Однажды вечером я как раз сел читать рукописи, с тарелкой «Орео» у левой руки и чашкой чая у правой, и тут зазвонил телефон. Это был папа. Он сказал, что у него плохие новости: умерла мисс Харгенсен.
Я на секунду утратил дар речи. Стопка глупых стихов и рассказов у меня на столе вдруг показалась мне чем-то не имеющим никакого значения.

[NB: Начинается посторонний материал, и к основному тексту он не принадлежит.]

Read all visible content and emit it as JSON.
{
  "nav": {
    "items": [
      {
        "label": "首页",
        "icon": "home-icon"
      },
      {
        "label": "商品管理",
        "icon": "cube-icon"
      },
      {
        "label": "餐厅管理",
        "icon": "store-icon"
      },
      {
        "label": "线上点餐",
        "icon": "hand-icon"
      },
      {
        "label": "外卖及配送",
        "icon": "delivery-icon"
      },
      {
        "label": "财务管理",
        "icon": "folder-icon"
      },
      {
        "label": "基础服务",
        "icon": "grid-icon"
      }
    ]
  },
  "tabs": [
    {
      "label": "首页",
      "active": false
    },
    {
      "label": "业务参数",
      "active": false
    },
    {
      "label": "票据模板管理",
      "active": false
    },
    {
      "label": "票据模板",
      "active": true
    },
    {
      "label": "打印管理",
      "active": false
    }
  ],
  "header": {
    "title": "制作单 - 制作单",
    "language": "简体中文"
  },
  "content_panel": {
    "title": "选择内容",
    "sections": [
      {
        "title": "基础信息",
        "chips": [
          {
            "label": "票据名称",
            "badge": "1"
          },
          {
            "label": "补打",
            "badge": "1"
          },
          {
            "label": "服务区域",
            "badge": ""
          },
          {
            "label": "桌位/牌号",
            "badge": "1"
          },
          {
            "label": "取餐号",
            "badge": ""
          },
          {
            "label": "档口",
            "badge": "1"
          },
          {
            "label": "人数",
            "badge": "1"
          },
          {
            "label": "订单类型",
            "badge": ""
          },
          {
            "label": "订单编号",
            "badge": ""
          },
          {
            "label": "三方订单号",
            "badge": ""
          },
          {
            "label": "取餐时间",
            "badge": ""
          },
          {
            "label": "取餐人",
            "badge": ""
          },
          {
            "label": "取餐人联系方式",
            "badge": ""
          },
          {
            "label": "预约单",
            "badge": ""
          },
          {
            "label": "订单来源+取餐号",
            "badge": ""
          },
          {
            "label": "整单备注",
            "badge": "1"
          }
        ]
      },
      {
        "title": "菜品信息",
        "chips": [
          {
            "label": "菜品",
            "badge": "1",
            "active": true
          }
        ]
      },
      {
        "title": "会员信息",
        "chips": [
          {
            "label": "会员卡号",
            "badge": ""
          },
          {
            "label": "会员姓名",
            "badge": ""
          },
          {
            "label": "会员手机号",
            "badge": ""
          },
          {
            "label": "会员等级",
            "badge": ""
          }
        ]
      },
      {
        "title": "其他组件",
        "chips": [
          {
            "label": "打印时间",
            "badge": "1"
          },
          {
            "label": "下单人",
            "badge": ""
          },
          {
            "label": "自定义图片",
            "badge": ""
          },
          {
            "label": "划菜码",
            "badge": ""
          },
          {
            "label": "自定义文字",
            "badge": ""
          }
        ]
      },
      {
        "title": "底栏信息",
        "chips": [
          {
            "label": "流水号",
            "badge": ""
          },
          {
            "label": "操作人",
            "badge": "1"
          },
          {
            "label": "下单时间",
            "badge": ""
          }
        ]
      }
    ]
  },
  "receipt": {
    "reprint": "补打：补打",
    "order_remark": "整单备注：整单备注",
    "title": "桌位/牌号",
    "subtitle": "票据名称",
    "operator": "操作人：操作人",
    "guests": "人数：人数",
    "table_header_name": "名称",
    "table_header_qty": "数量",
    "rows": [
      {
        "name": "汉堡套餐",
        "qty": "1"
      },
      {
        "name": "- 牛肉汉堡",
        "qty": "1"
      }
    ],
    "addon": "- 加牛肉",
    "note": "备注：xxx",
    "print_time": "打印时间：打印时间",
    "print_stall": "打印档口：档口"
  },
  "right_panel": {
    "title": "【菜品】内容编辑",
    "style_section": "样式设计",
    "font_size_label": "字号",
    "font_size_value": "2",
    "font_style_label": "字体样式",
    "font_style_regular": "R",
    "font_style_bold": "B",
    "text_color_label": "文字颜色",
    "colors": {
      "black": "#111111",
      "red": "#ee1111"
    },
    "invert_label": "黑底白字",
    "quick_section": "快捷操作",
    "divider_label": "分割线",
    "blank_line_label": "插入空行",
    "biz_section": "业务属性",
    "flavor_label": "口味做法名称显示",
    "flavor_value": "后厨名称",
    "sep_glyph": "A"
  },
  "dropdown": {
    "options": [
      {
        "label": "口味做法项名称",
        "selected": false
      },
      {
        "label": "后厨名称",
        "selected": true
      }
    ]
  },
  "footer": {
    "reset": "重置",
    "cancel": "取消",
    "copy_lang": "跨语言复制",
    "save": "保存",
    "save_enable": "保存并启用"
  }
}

– Крейг? – спросил папа. – Ты меня слышишь?
– Да. Что случилось?
Он рассказал все, что знал, а через пару дней, когда в Интернете опубликовали очередной номер еженедельной газеты «Гейтс-Фоллз энтерпрайз», я узнал дополнительные подробности. Заголовок гласил: «ВСЕМИ ЛЮБИМЫЕ УЧИТЕЛЯ ТРАГИЧЕСКИ ПОГИБЛИ В ВЕРМОНТЕ». Виктория Харгенсен-Корлис по-прежнему работала учительницей биологии в Гейтс-Фоллзе; ее муж преподавал математику в соседнем Касл-Роке. На весенних каникулах они решили проехаться на мотоцикле по Новой Англии, каждую ночь останавливаясь в новом мотеле. На обратном пути, в Вермонте, почти на границе с Нью-Хэмпширом, на шоссе номер 2 они попали в аварию, произошедшую по вине некоего Дина Уитмора (тридцати одного года от роду, проживающего в Уолтеме, штат Массачусетс), который выехал на встречную полосу и врезался в их мотоцикл. При лобовом столкновении Тэд Корлис, управлявший мотоциклом, погиб на месте. Виктория Корлис – женщина, что отвела меня в учительскую после того, как меня избил Кенни Янко, и дала мне запрещенный «Алив» из своих личных запасов, – скончалась по дороге в больницу.